Ron Hicks at one of the Univac 642B computers.

Early photo, likely by the Australian News and Information Service.

Scan by Glen Nagle.


Ron recalls:

“Bryan Sullivan, Gordon Bendall and I started with this big empty room with a false floor. Equipment soon began arriving and over a period of a few weeks we put together a Computer Complex.

We found that some of the testing procedures, especially computer diagnostic programs supplied by Univac, were a bit lacking to put it mildly. I wrote a number of computer programs for equipment testing and submitted them to NASA. It was always a thrill for me to receive up-dated procedures manuals, which were distributed with my programs all around the Manned Space Flight Network, which read ‘Programmer: Ron Hicks, HSK.’ ”

(See Ron’s Apollo 8 photos here.)

with PM Harold Holt
Ron with Prime Minister Harold Holt,
at the opening of Honeysuckle Creek, March 1967.

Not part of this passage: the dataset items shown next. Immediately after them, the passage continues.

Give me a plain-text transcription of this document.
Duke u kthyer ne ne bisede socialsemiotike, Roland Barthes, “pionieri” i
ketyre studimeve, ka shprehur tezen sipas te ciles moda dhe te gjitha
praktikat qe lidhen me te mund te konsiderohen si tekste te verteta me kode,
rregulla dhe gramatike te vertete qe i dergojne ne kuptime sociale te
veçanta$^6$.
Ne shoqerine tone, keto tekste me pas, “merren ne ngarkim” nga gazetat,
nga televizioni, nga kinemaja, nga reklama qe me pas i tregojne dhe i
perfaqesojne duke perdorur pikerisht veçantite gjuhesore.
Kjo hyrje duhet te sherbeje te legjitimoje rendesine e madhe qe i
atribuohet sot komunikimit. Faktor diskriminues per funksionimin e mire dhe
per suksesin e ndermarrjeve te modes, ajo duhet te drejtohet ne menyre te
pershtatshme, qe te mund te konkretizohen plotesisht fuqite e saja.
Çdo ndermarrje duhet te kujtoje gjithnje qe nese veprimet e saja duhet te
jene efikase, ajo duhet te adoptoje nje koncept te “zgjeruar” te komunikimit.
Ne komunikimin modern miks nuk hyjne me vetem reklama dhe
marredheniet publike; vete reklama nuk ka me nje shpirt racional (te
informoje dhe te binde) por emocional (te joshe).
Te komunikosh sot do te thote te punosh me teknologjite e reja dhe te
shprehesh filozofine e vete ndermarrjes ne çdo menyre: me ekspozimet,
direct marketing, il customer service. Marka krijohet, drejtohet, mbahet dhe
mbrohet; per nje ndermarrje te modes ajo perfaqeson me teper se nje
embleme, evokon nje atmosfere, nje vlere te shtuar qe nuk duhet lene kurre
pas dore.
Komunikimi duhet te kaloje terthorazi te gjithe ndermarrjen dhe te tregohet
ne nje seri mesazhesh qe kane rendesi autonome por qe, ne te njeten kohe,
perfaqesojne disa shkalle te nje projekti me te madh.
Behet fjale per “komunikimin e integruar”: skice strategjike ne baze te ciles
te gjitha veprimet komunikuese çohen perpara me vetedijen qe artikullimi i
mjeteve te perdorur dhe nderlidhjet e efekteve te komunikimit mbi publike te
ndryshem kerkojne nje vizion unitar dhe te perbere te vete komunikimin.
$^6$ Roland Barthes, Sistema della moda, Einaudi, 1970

(Click image for the related story.)


Ron left Honeysuckle in 1969 to pursue an Engineering Sales career. He subsequently returned to Sydney for a couple of years and then moved back to his home town where he opened Canada’s very first computer store in 1974.

Over the next eight years, as a distributor of Qantel mini-computer systems out of California, Ron and his staff developed custom software and installed and maintained the hardware.

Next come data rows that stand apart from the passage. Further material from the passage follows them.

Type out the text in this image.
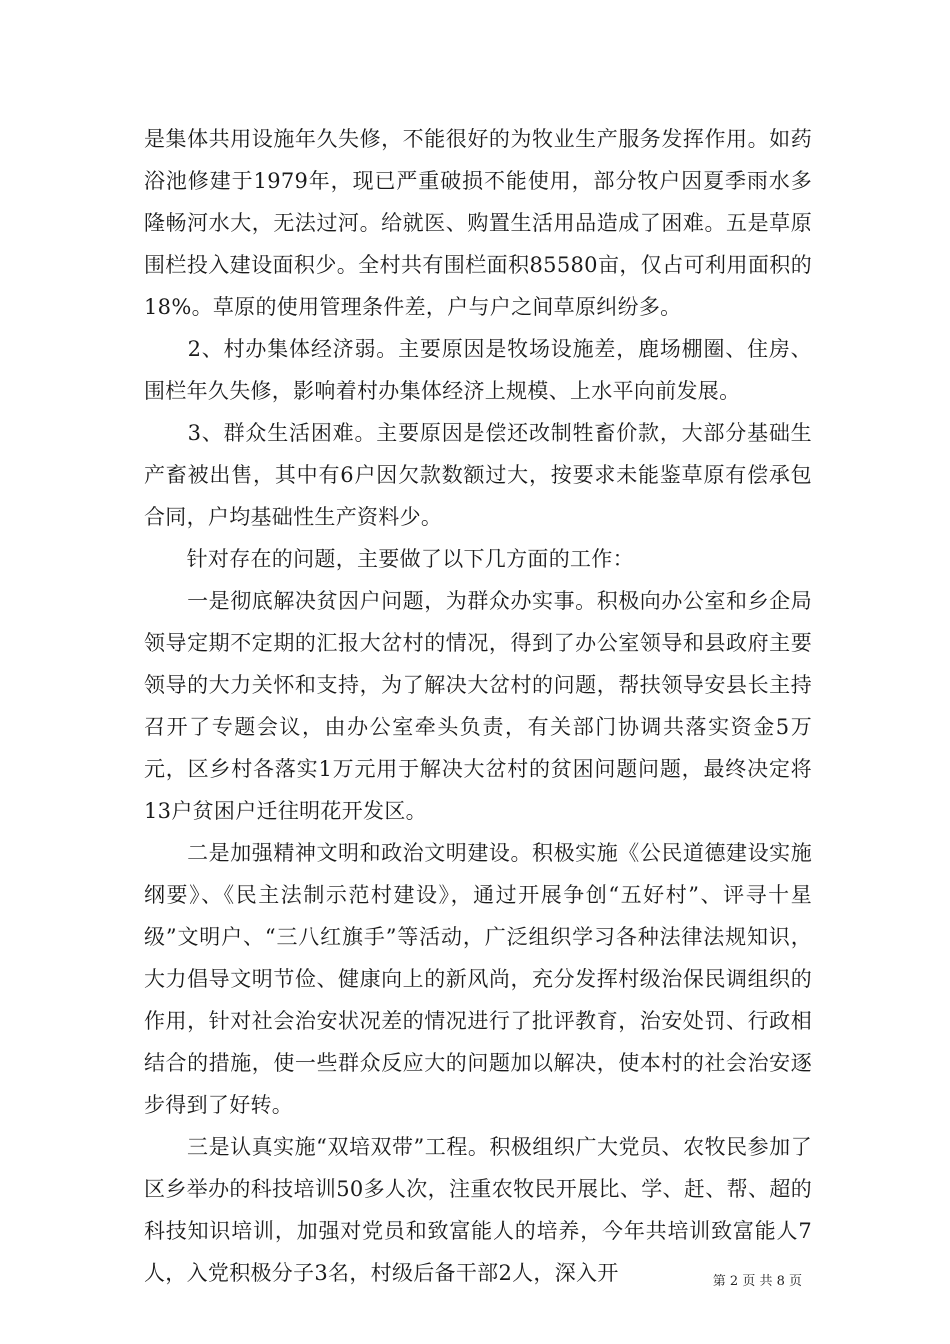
是集体共用设施年久失修，不能很好的为牧业生产服务发挥作用。如药浴池修建于1979年，现已严重破损不能使用，部分牧户因夏季雨水多隆畅河水大，无法过河。给就医、购置生活用品造成了困难。五是草原围栏投入建设面积少。全村共有围栏面积85580亩，仅占可利用面积的18%。草原的使用管理条件差，户与户之间草原纠纷多。

　　2、村办集体经济弱。主要原因是牧场设施差，鹿场棚圈、住房、围栏年久失修，影响着村办集体经济上规模、上水平向前发展。

　　3、群众生活困难。主要原因是偿还改制牲畜价款，大部分基础生产畜被出售，其中有6户因欠款数额过大，按要求未能鉴草原有偿承包合同，户均基础性生产资料少。

　　针对存在的问题，主要做了以下几方面的工作：

　　一是彻底解决贫因户问题，为群众办实事。积极向办公室和乡企局领导定期不定期的汇报大岔村的情况，得到了办公室领导和县政府主要领导的大力关怀和支持，为了解决大岔村的问题，帮扶领导安县长主持召开了专题会议，由办公室牵头负责，有关部门协调共落实资金5万元，区乡村各落实1万元用于解决大岔村的贫困问题问题，最终决定将13户贫困户迁往明花开发区。

　　二是加强精神文明和政治文明建设。积极实施《公民道德建设实施纲要》、《民主法制示范村建设》，通过开展争创“五好村”、评寻十星级”文明户、“三八红旗手”等活动，广泛组织学习各种法律法规知识，大力倡导文明节俭、健康向上的新风尚，充分发挥村级治保民调组织的作用，针对社会治安状况差的情况进行了批评教育，治安处罚、行政相结合的措施，使一些群众反应大的问题加以解决，使本村的社会治安逐步得到了好转。

　　三是认真实施“双培双带”工程。积极组织广大党员、农牧民参加了区乡举办的科技培训50多人次，注重农牧民开展比、学、赶、帮、超的科技知识培训，加强对党员和致富能人的培养，今年共培训致富能人7人，入党积极分子3名，村级后备干部2人，深入开	第 2 页 共 8 页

“Back in those days, computers came without programs, so through my software house, we developed a wide range of applications for our clients,” Ron says.

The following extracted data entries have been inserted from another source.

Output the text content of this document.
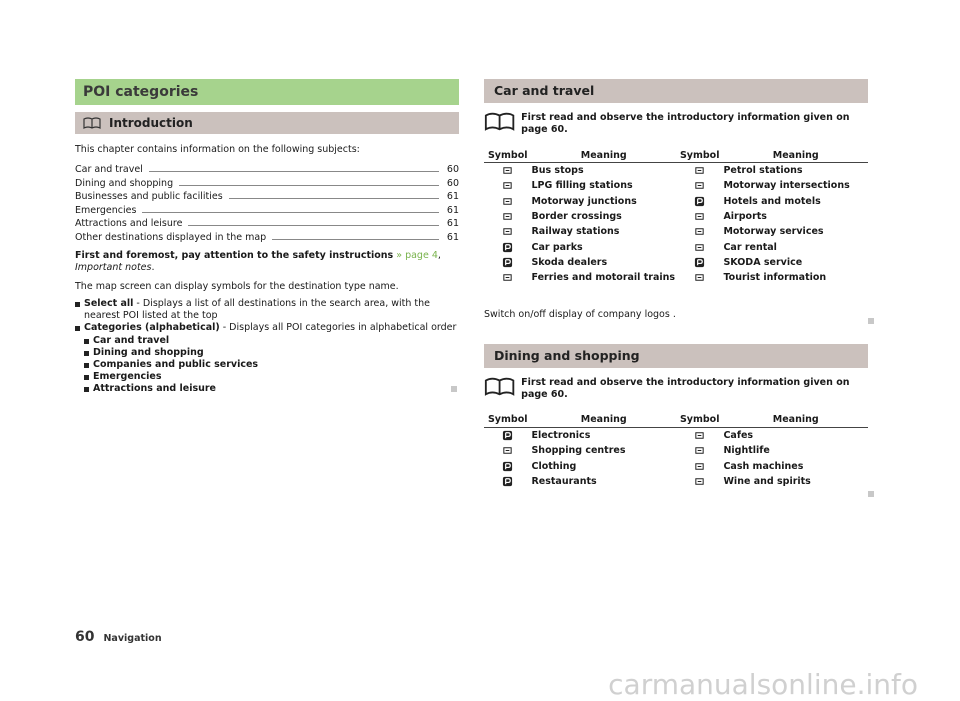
POI categories
Introduction
This chapter contains information on the following subjects:
Car and travel	60
Dining and shopping	60
Businesses and public facilities	61
Emergencies	61
Attractions and leisure	61
Other destinations displayed in the map	61
First and foremost, pay attention to the safety instructions » page 4, Important notes.
The map screen can display symbols for the destination type name.
Select all - Displays a list of all destinations in the search area, with the nearest POI listed at the top
Categories (alphabetical) - Displays all POI categories in alphabetical order
Car and travel
Dining and shopping
Companies and public services
Emergencies
Attractions and leisure
Car and travel
First read and observe the introductory information given on page 60.
Symbol	Meaning	Symbol	Meaning
	Bus stops		Petrol stations
	LPG filling stations		Motorway intersections
	Motorway junctions		Hotels and motels
	Border crossings		Airports
	Railway stations		Motorway services
	Car parks		Car rental
	Skoda dealers		SKODA service
	Ferries and motorail trains		Tourist information
Switch on/off display of company logos .
Dining and shopping
First read and observe the introductory information given on page 60.
Symbol	Meaning	Symbol	Meaning
	Electronics		Cafes
	Shopping centres		Nightlife
	Clothing		Cash machines
	Restaurants		Wine and spirits
60 Navigation
carmanualsonline.info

These clients included a national pizza restaurant franchisor, a large slaughter house and meat processing facility, several trucking firms, several accounting firms, a greenhouse business, several insurance agents, a tombstone company, a supermarket chain, a building materials supplier, a hardware company, a large fishing co-operative, a stationery supplier and several manufacturing businesses.

In 1982 Ron “retired” to the Whitsundays, bought a 45-foot yacht… and Proserpine Bakeries. In his capacity of “baker”, he not only supplied the local towns with bread and pastries, but also the resort islands of Hayman, Daydream, Lindeman, South Molle and Hamilton. His connection with South Molle later led to a contract to write computer software for back-office accounting, general ledger and liquor inventory management systems for the island.

In 1983 Ron formed a three-piece “Aussie” band with his son Darren and a well-known bush music guru, Bob Pomeroy. With Ron’s business connections with the resort islands, the trio was in constant demand. Over the next couple of years with the addition of the now rather famous fiddle player, Clare O’Meara, the band evolved into a top rate country music show-band called The Gunna-Doo Band, playing in the local venues and on all the resort islands on a regular basis.

Gunna-Doo band

Gunna-Doo Band on stage at the Whitsunday Village
circa 1987.
L-R: Mark Nicol, Clare O’Meara, Bruce Skilton, Darren Hicks, Ron Hicks.



The year 1988 saw the release of the band’s first album “Flavour of the Month.” In the following year, 1989, The Gunna-Doo Band was the Grand Prize Winner at the Queensland Country Music Awards held in Charters Towers.

After moving to Sydney from Airlie Beach in 1990, Ron started a wholesale food distribution business and by 1996 had expanded from Sydney into country NSW and southern Queensland.

Following Ron’s development of a Membership Accounting System for the Australian Osteopathic Association, an opportunity arose to write computer software for the cruise boat industry. Today many operators on Sydney Harbour are running their businesses using Ron’s “ChartSchool” package. This success led to Ron getting the contract from (the NSW Department of) Waterways to develop the Wharf Booking System for Sydney Harbour.

Ron skippering Apollo

Ron Hicks skippering the maxi-yacht Apollo.

Whitsunday Passage – 2002.


Ron Hicks landing

Ron’s other passion is flying.

Here he is landing the Phoenix Aero Club’s Piper Warrior, Sierra Whisky Victor.


Ron's mum and Darren and Michael

Ron took this photo to mark his mother’s visit to Honeysuckle Creek in 1968.

Pictured are Ron’s sons, Darren (7) on the left and Michael (14) on the right, and his mother, Edna in the middle.